View Single Post
Old September 24, 2010, 10:19 AM   #28
MJN77
Senior Member
 
Join Date: April 27, 2009
Location: on a hill in West Virginia
Posts: 789
"I don't know how "common" it was to change cylinders but the practice is well documented."

Please show this documentation. I've studied the civil war for over 20years and have found no such documentation. I would seriously like to see it if you have any. If one reads about the "bushwhackers" during the war, one will find they were known to carry as many as 8 revolvers about their person and mount. In the regular cavalry on both sides, paper cartridges were issued for revolvers. In warfare of the day, pistols were rarely used at all in the regular ranks (not talking about bushwhackers and such) The carbine was the main weapon. Some cavalry units went the whole war without firing their pistols in combat. Cavalrymen carried usually no more than 2 revolvers on them at a time but more often than not only 1, and in some cases none.

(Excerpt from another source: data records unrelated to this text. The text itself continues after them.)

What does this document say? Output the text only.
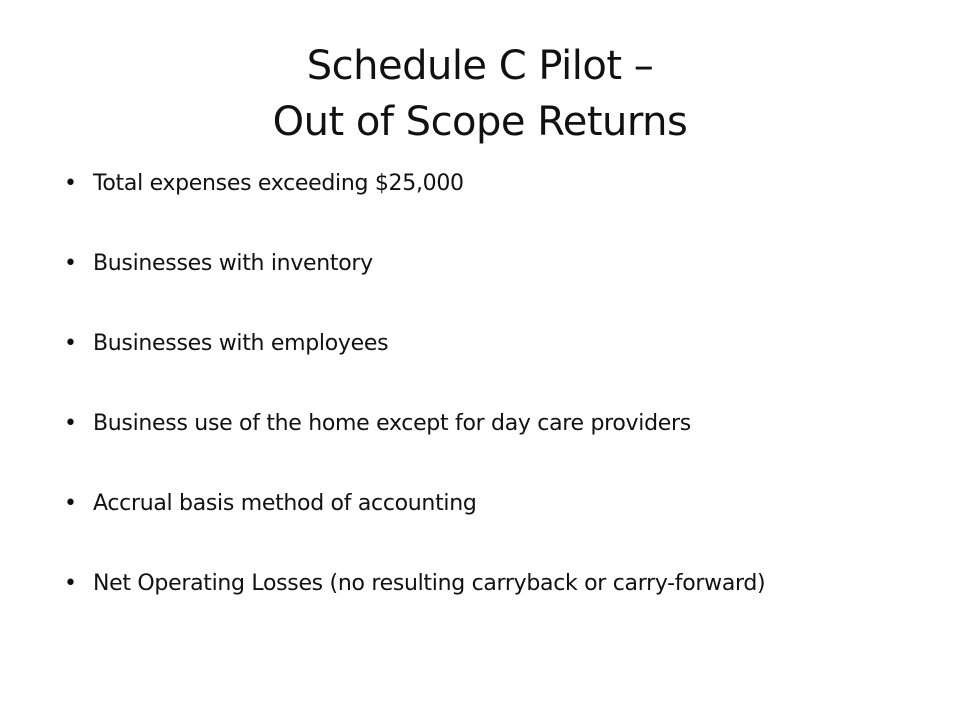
Schedule C Pilot –
Out of Scope Returns
• Total expenses exceeding $25,000
• Businesses with inventory
• Businesses with employees
• Business use of the home except for day care providers
• Accrual basis method of accounting
• Net Operating Losses (no resulting carryback or carry-forward)
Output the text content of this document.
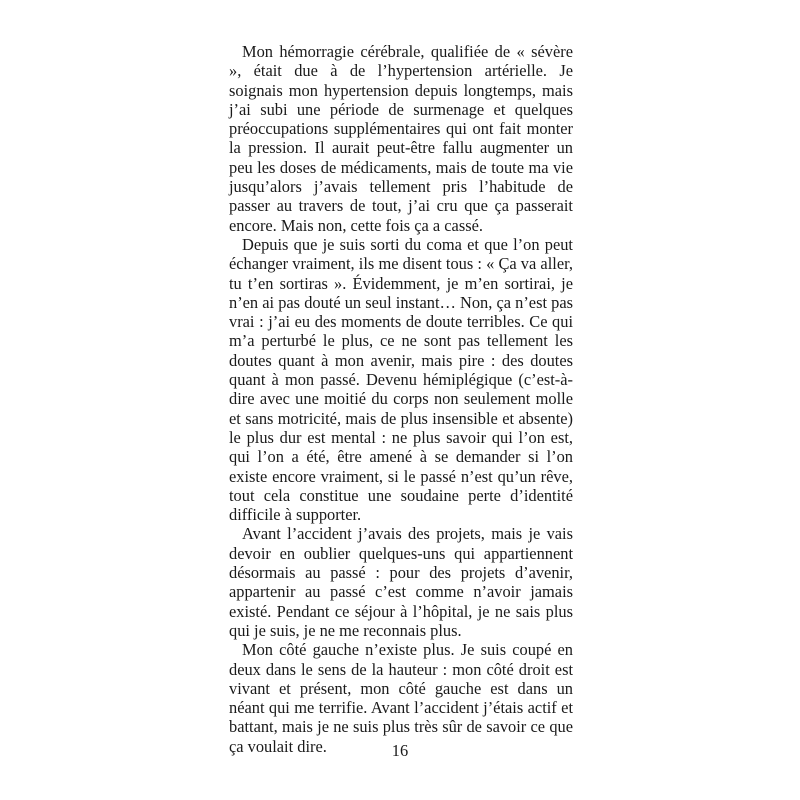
Mon hémorragie cérébrale, qualifiée de « sévère », était due à de l’hypertension artérielle. Je soignais mon hypertension depuis longtemps, mais j’ai subi une période de surmenage et quelques préoccupations supplémentaires qui ont fait monter la pression. Il aurait peut-être fallu augmenter un peu les doses de médicaments, mais de toute ma vie jusqu’alors j’avais tellement pris l’habitude de passer au travers de tout, j’ai cru que ça passerait encore. Mais non, cette fois ça a cassé.

Depuis que je suis sorti du coma et que l’on peut échanger vraiment, ils me disent tous : « Ça va aller, tu t’en sortiras ». Évidemment, je m’en sortirai, je n’en ai pas douté un seul instant… Non, ça n’est pas vrai : j’ai eu des moments de doute terribles. Ce qui m’a perturbé le plus, ce ne sont pas tellement les doutes quant à mon avenir, mais pire : des doutes quant à mon passé. Devenu hémiplégique (c’est-à-dire avec une moitié du corps non seulement molle et sans motricité, mais de plus insensible et absente) le plus dur est mental : ne plus savoir qui l’on est, qui l’on a été, être amené à se demander si l’on existe encore vraiment, si le passé n’est qu’un rêve, tout cela constitue une soudaine perte d’identité difficile à supporter.

Avant l’accident j’avais des projets, mais je vais devoir en oublier quelques-uns qui appartiennent désormais au passé : pour des projets d’avenir, appartenir au passé c’est comme n’avoir jamais existé. Pendant ce séjour à l’hôpital, je ne sais plus qui je suis, je ne me reconnais plus.

Mon côté gauche n’existe plus. Je suis coupé en deux dans le sens de la hauteur : mon côté droit est vivant et présent, mon côté gauche est dans un néant qui me terrifie. Avant l’accident j’étais actif et battant, mais je ne suis plus très sûr de savoir ce que ça voulait dire.	16
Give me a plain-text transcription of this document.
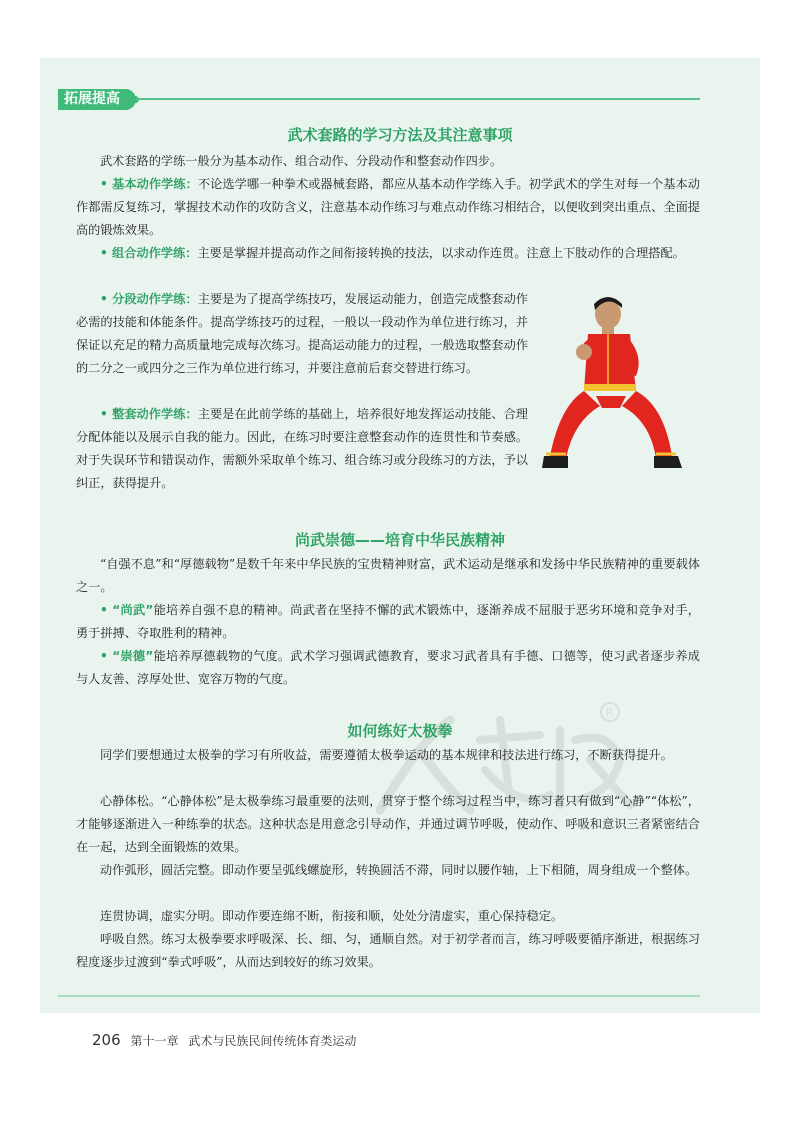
拓展提高
R
武术套路的学习方法及其注意事项

武术套路的学练一般分为基本动作、组合动作、分段动作和整套动作四步。

• 基本动作学练：不论选学哪一种拳术或器械套路，都应从基本动作学练入手。初学武术的学生对每一个基本动作都需反复练习，掌握技术动作的攻防含义，注意基本动作练习与难点动作练习相结合，以便收到突出重点、全面提高的锻炼效果。

• 组合动作学练：主要是掌握并提高动作之间衔接转换的技法，以求动作连贯。注意上下肢动作的合理搭配。

• 分段动作学练：主要是为了提高学练技巧，发展运动能力，创造完成整套动作必需的技能和体能条件。提高学练技巧的过程，一般以一段动作为单位进行练习，并保证以充足的精力高质量地完成每次练习。提高运动能力的过程，一般选取整套动作的二分之一或四分之三作为单位进行练习，并要注意前后套交替进行练习。

• 整套动作学练：主要是在此前学练的基础上，培养很好地发挥运动技能、合理分配体能以及展示自我的能力。因此，在练习时要注意整套动作的连贯性和节奏感。对于失误环节和错误动作，需额外采取单个练习、组合练习或分段练习的方法，予以纠正，获得提升。

尚武崇德——培育中华民族精神

“自强不息”和“厚德载物”是数千年来中华民族的宝贵精神财富，武术运动是继承和发扬中华民族精神的重要载体之一。

• “尚武”能培养自强不息的精神。尚武者在坚持不懈的武术锻炼中，逐渐养成不屈服于恶劣环境和竞争对手，勇于拼搏、夺取胜利的精神。

• “崇德”能培养厚德载物的气度。武术学习强调武德教育，要求习武者具有手德、口德等，使习武者逐步养成与人友善、淳厚处世、宽容万物的气度。

如何练好太极拳

同学们要想通过太极拳的学习有所收益，需要遵循太极拳运动的基本规律和技法进行练习，不断获得提升。

心静体松。“心静体松”是太极拳练习最重要的法则，贯穿于整个练习过程当中，练习者只有做到“心静”“体松”，才能够逐渐进入一种练拳的状态。这种状态是用意念引导动作，并通过调节呼吸，使动作、呼吸和意识三者紧密结合在一起，达到全面锻炼的效果。

动作弧形，圆活完整。即动作要呈弧线螺旋形，转换圆活不滞，同时以腰作轴，上下相随，周身组成一个整体。

连贯协调，虚实分明。即动作要连绵不断，衔接和顺，处处分清虚实，重心保持稳定。

呼吸自然。练习太极拳要求呼吸深、长、细、匀，通顺自然。对于初学者而言，练习呼吸要循序渐进，根据练习程度逐步过渡到“拳式呼吸”，从而达到较好的练习效果。

206 第十一章 武术与民族民间传统体育类运动
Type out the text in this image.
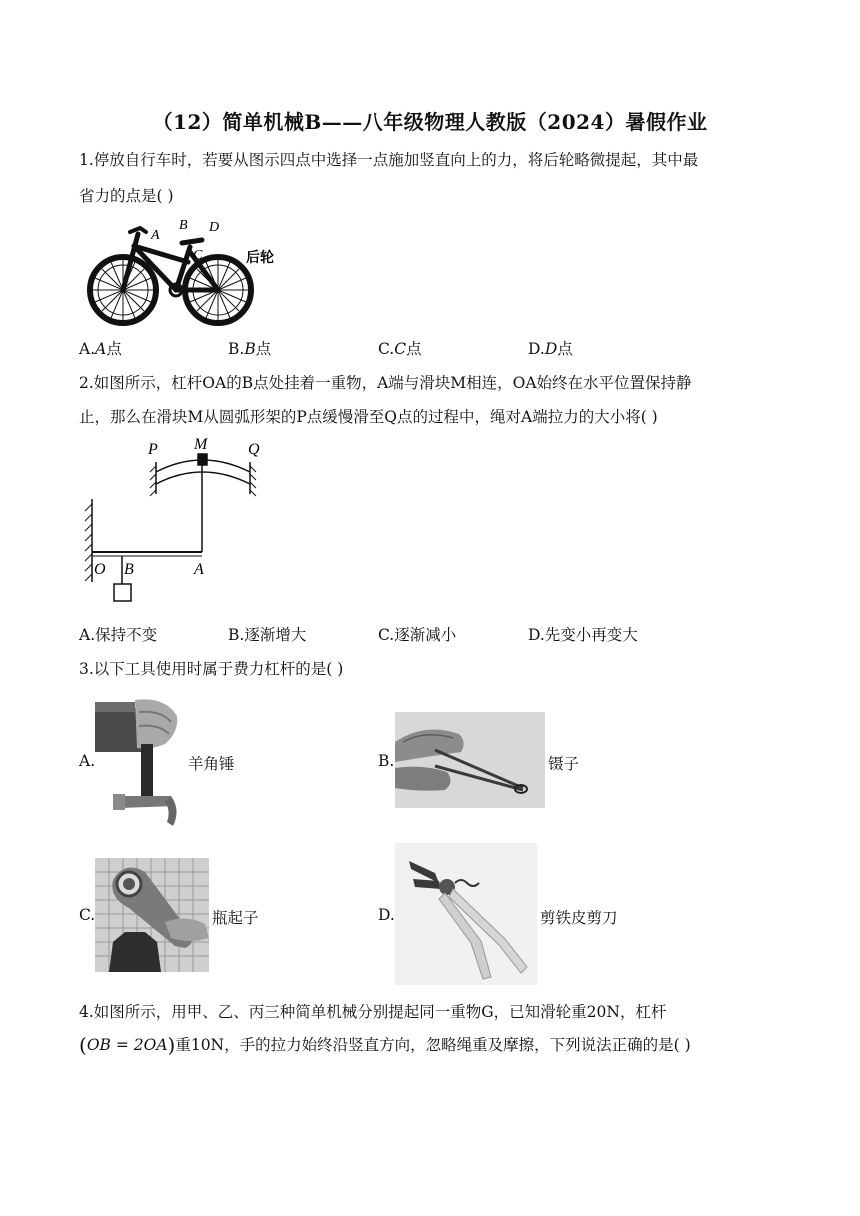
（12）简单机械B——八年级物理人教版（2024）暑假作业
1.停放自行车时，若要从图示四点中选择一点施加竖直向上的力，将后轮略微提起，其中最
省力的点是( )
A
B D
C	后轮
A.A点	B.B点	C.C点	D.D点
2.如图所示，杠杆OA的B点处挂着一重物，A端与滑块M相连，OA始终在水平位置保持静
止，那么在滑块M从圆弧形架的P点缓慢滑至Q点的过程中，绳对A端拉力的大小将( )
P M	Q
O B	A
A.保持不变	B.逐渐增大	C.逐渐减小	D.先变小再变大
3.以下工具使用时属于费力杠杆的是( )
A.	羊角锤	B.	镊子
C.	瓶起子	D.	剪铁皮剪刀
4.如图所示，用甲、乙、丙三种简单机械分别提起同一重物G，已知滑轮重20N，杠杆
(OB = 2OA)重10N，手的拉力始终沿竖直方向，忽略绳重及摩擦，下列说法正确的是( )
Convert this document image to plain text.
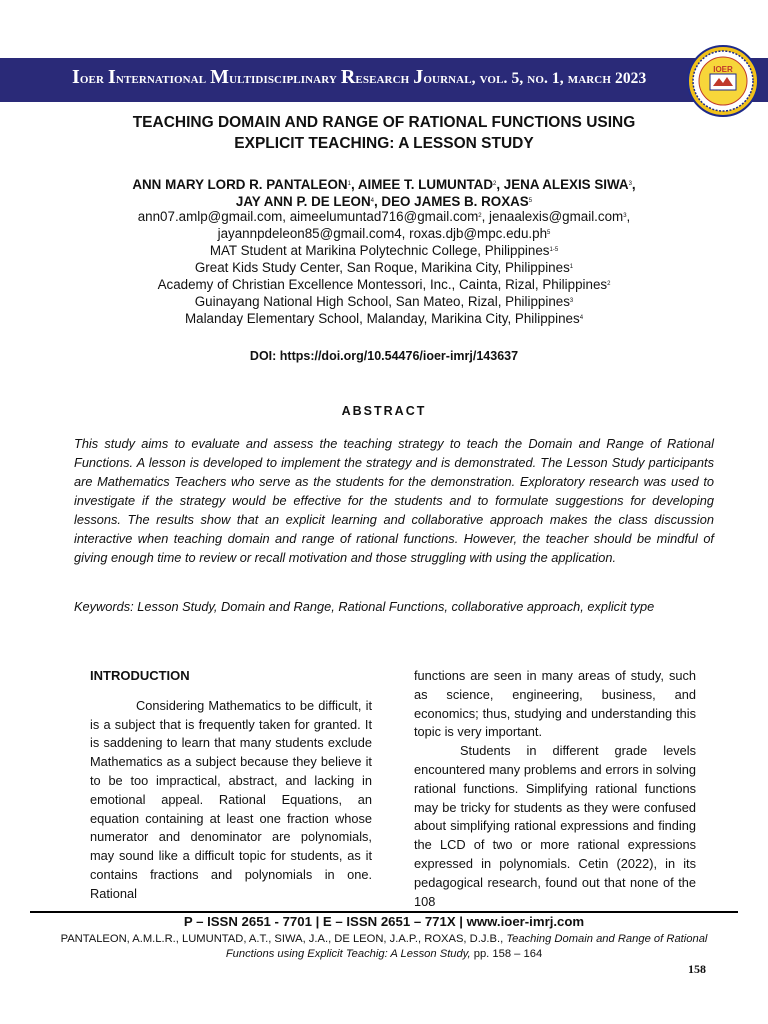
Ioer International Multidisciplinary Research Journal, vol. 5, no. 1, march 2023
IOER
TEACHING DOMAIN AND RANGE OF RATIONAL FUNCTIONS USING
EXPLICIT TEACHING: A LESSON STUDY
ANN MARY LORD R. PANTALEON$^1$, AIMEE T. LUMUNTAD$^2$, JENA ALEXIS SIWA$^3$,
JAY ANN P. DE LEON$^4$, DEO JAMES B. ROXAS$^5$
ann07.amlp@gmail.com, aimeelumuntad716@gmail.com$^2$, jenaalexis@gmail.com$^3$,
jayannpdeleon85@gmail.com4, $roxas.djb@mpc.edu.ph^5$
MAT Student at Marikina Polytechnic College, Philippines$^{1-5}$
Great Kids Study Center, San Roque, Marikina City, Philippines$^1$
Academy of Christian Excellence Montessori, Inc., Cainta, Rizal, Philippines$^2$
Guinayang National High School, San Mateo, Rizal, Philippines$^3$
Malanday Elementary School, Malanday, Marikina City, Philippines$^4$
DOI: https://doi.org/10.54476/ioer-imrj/143637
ABSTRACT
This study aims to evaluate and assess the teaching strategy to teach the Domain and Range of Rational Functions. A lesson is developed to implement the strategy and is demonstrated. The Lesson Study participants are Mathematics Teachers who serve as the students for the demonstration. Exploratory research was used to investigate if the strategy would be effective for the students and to formulate suggestions for developing lessons. The results show that an explicit learning and collaborative approach makes the class discussion interactive when teaching domain and range of rational functions. However, the teacher should be mindful of giving enough time to review or recall motivation and those struggling with using the application.
Keywords: Lesson Study, Domain and Range, Rational Functions, collaborative approach, explicit type

INTRODUCTION

Considering Mathematics to be difficult, it is a subject that is frequently taken for granted. It is saddening to learn that many students exclude Mathematics as a subject because they believe it to be too impractical, abstract, and lacking in emotional appeal. Rational Equations, an equation containing at least one fraction whose numerator and denominator are polynomials, may sound like a difficult topic for students, as it contains fractions and polynomials in one. Rational

functions are seen in many areas of study, such as science, engineering, business, and economics; thus, studying and understanding this topic is very important.

Students in different grade levels encountered many problems and errors in solving rational functions. Simplifying rational functions may be tricky for students as they were confused about simplifying rational expressions and finding the LCD of two or more rational expressions expressed in polynomials. Cetin (2022), in its pedagogical research, found out that none of the 108

P – ISSN 2651 - 7701 | E – ISSN 2651 – 771X | www.ioer-imrj.com
PANTALEON, A.M.L.R., LUMUNTAD, A.T., SIWA, J.A., DE LEON, J.A.P., ROXAS, D.J.B., Teaching Domain and Range of Rational Functions using Explicit Teachig: A Lesson Study, pp. 158 – 164
158
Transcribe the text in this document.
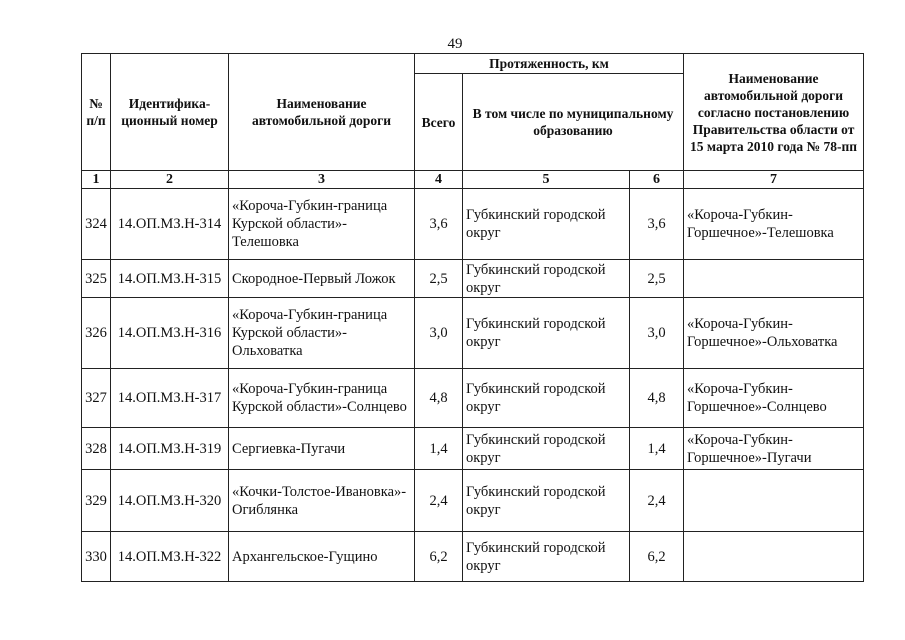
49
№ п/п	Идентифика-ционный номер	Наименование автомобильной дороги	Протяженность, км			Наименование автомобильной дороги согласно постановлению Правительства области от 15 марта 2010 года № 78-пп
			Всего	В том числе по муниципальному образованию		
1	2	3	4	5	6	7
324	14.ОП.МЗ.Н-314	«Короча-Губкин-граница Курской области»-Телешовка	3,6	Губкинский городской округ	3,6	«Короча-Губкин-Горшечное»-Телешовка
325	14.ОП.МЗ.Н-315	Скородное-Первый Ложок	2,5	Губкинский городской округ	2,5	
326	14.ОП.МЗ.Н-316	«Короча-Губкин-граница Курской области»-Ольховатка	3,0	Губкинский городской округ	3,0	«Короча-Губкин-Горшечное»-Ольховатка
327	14.ОП.МЗ.Н-317	«Короча-Губкин-граница Курской области»-Солнцево	4,8	Губкинский городской округ	4,8	«Короча-Губкин-Горшечное»-Солнцево
328	14.ОП.МЗ.Н-319	Сергиевка-Пугачи	1,4	Губкинский городской округ	1,4	«Короча-Губкин-Горшечное»-Пугачи
329	14.ОП.МЗ.Н-320	«Кочки-Толстое-Ивановка»-Огиблянка	2,4	Губкинский городской округ	2,4	
330	14.ОП.МЗ.Н-322	Архангельское-Гущино	6,2	Губкинский городской округ	6,2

The military didn't put a lot of focus on pistols because as I said, the rifle and carbine were the main weapons just like nowadays. If extra cylinders were as common as some here claim, why then does one not see them in museums? You often see revolvers, rifles, sabres, personal items, and equipment that have been recovered from the battlefields but no cylinders. Why is that? A cylinder would shurley survive as well as a whole revolver, but you never see them. I would figure that if a soldier in the heat of combat could drop an entire gun, one could also drop a cylinder.